HABER

"Disiplin Kurulu işlevini kaybetti"

MUĞLA (İHA) - Cumhuriyet Halk Partisi (CHP) Yüksek Disiplin Kurulu'nca (YDK) partiden ihraç edilen İstanbul Milletvekili Ahmet Güryüz Ketenci, tatil yaptığı Muğla'nın Göcek Beldesi'nde İhlas Haber Ajansı (İHA) muhabirine açıklamalarda bulundu. Yüksek Disiplin Kurulu'nun böyle bir karar alacağını tahmin ettiğini, ancak savunma yapmadığını belirten Ketenci, "Çünkü Disiplin Kurulu, işlevini ve fonksiyonunu kaybetmiştir" dedi.
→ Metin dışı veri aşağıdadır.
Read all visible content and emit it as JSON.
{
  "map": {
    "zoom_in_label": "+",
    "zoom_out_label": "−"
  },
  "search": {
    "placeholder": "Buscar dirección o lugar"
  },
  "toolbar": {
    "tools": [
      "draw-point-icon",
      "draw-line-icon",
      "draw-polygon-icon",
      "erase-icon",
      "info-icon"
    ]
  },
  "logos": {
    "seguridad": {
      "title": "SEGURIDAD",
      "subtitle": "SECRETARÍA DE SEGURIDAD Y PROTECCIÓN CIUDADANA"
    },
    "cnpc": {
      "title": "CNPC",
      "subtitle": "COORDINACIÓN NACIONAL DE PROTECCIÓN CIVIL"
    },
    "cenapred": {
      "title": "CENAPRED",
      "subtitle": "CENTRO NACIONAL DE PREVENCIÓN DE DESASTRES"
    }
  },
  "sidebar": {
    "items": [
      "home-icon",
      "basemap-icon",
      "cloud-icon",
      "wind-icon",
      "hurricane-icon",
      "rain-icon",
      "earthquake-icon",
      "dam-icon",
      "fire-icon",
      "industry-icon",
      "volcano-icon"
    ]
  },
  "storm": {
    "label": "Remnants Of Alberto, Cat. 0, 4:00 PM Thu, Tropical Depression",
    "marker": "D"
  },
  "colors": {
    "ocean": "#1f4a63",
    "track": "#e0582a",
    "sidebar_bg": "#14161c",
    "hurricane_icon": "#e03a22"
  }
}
1959 yılında partiye kaydolmasının ardından siyasal yaşamında en üzücü günlerini yaşadığını belirten CHP İstanbul Milletvekili Ahmet Güryüz Ketenci, "Partiden ihraç edildiğimi tatilde basın mensuplarından öğrendim, tatilim zehir oldu, ancak üzüntülü olmak durumu değiştirmiyor. Partideki bu oligarşik yapılaşmanın beni bu noktaya getireceğini çok önceden tahmin ediyordum, onun için Yüksek Disiplin Kurulu'na ifade vermedim ve savunma yapmadım. Çünkü biliyordum ki Yüksek Disiplin Kurulu, CHP gibi işlevini ve fonksiyonunu kaybetmiştir. Sadece Genel Başkanın emrinde o gün kumanda merkezinde kim varsa; talimatları, emirleri yerine getiren erlerdir Yüksek Disiplin Kurulu. Bu kurulun içinde birkaç tane seçkin kimliğe sahip arkadaş vardır, onlar da zaten ihraç kararına muhalefet ettiler. Kurulun böyle bir karar alacağını tahmin ediyordum. Savunma yapmayışımdaki temel nedenlerden biri de; burası bir yargı mercii değil, yani benim savunmalarımı adalet terazisinde yapacak işlevde bir organ değildir" dedi.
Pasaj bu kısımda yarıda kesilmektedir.